You can check out a DIA quick start document you're interested in how to set up your instrument to collect DIA data or check out recommended starting settings for DIA on Thermo instruments. Our new "tutorial", Pino et al, 2020, is a great place to gain intuition about why these methods and settings make sense, and this content is consolidated in our ASMS 2020 talk, which has full lecture notes.

If you're doing work with Human samples (including tissue or cells), you can download an EncyclopeDIA-compatible version of the Pan-Human library created from the Rosenberger et al, 2014 dataset. Alternatively, if you're doing work with non-human samples, you can download a pre-generated Prosit library or read our tutorial on developing new Prosit libraries using only a FASTA database.

How do I use EncyclopeDIA?

EncyclopeDIA is a cross-platform Java application that has been tested for Windows, Macintosh, and Linux. Specifically, we have tested it under Windows 8 and 10, Mac OS X 10.11-15, and RedHat Linux 4.4. The EncyclopeDIA GUI can be opened by double clicking on the EncyclopeDIA .JAR (e.g. EncyclopeDIA-0.9.0-executable.jar). EncyclopeDIA can also be used at the command line and there are more detailed instructions for this available in the FAQs.

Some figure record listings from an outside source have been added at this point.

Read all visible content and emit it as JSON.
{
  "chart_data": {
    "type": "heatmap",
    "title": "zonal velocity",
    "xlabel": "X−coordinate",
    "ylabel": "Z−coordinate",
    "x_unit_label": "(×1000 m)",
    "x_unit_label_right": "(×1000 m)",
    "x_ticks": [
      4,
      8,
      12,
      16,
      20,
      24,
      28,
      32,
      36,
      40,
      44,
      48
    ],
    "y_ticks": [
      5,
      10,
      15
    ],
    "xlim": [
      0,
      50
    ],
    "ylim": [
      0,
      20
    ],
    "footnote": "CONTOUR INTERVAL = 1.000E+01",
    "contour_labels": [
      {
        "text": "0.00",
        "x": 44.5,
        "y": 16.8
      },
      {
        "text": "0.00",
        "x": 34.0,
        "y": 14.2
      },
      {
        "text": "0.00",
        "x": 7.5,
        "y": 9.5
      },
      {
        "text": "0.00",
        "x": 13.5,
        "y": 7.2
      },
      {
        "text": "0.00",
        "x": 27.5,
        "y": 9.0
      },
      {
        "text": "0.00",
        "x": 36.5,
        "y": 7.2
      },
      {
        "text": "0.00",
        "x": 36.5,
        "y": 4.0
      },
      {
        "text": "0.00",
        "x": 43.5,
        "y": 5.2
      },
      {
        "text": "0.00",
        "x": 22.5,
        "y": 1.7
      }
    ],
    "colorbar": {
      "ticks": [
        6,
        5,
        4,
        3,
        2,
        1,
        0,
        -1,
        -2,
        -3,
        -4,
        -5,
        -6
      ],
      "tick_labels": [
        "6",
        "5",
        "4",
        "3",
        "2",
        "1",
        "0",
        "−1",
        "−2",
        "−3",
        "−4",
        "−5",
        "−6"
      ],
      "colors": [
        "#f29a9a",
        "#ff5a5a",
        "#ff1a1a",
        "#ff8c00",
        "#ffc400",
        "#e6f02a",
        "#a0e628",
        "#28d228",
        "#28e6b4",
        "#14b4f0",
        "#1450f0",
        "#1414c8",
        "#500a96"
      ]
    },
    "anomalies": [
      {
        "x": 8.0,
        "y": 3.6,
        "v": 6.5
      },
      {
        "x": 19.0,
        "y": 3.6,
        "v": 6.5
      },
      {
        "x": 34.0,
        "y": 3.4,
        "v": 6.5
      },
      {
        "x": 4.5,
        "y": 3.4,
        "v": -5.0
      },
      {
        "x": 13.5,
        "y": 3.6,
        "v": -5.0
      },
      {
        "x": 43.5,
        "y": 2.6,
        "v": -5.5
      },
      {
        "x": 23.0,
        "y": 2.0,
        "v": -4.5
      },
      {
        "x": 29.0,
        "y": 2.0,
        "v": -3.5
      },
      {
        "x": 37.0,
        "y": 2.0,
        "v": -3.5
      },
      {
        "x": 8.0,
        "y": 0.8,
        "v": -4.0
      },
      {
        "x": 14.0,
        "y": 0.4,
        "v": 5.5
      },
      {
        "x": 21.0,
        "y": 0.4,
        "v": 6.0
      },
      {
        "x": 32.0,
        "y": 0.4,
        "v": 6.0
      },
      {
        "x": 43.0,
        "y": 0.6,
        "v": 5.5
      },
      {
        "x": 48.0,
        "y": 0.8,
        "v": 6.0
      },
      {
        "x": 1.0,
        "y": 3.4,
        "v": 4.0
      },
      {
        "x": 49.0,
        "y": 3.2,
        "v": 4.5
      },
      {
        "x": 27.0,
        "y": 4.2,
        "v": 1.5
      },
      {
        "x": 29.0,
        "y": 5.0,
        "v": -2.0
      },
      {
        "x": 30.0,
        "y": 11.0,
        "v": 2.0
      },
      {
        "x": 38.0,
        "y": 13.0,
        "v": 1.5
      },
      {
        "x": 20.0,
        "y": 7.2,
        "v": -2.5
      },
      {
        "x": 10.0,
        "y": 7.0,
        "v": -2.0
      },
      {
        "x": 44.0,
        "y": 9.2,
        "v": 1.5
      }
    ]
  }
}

EncyclopeDIA requires 64-bit Java 1.8. If you don’t already have it, you can download either the “Windows x64 Offline”, "Mac OS X x64 .DMG" or "Linux x64" link from the Java SE Runtime Environment 8 downloads website, depending on your specific operating system. The download and installation time should take only a few minutes.

Check here for FAQs.

Check here to report Issues.

Check here for file format guidelines.

Who do I talk to?

This is a Searle Lab and MacCoss Lab project from the Institute for Systems Biology and the University of Washington, Department of Genome Sciences. For more information please contact Brian Searle (bsearle at systemsbiology dot org).

Contribution guidelines

Code contributions are welcome, and thank you to all code contributors! Any contribution must follow the coding style of the project, be presented with tests, and stand up to code review before it will be accepted.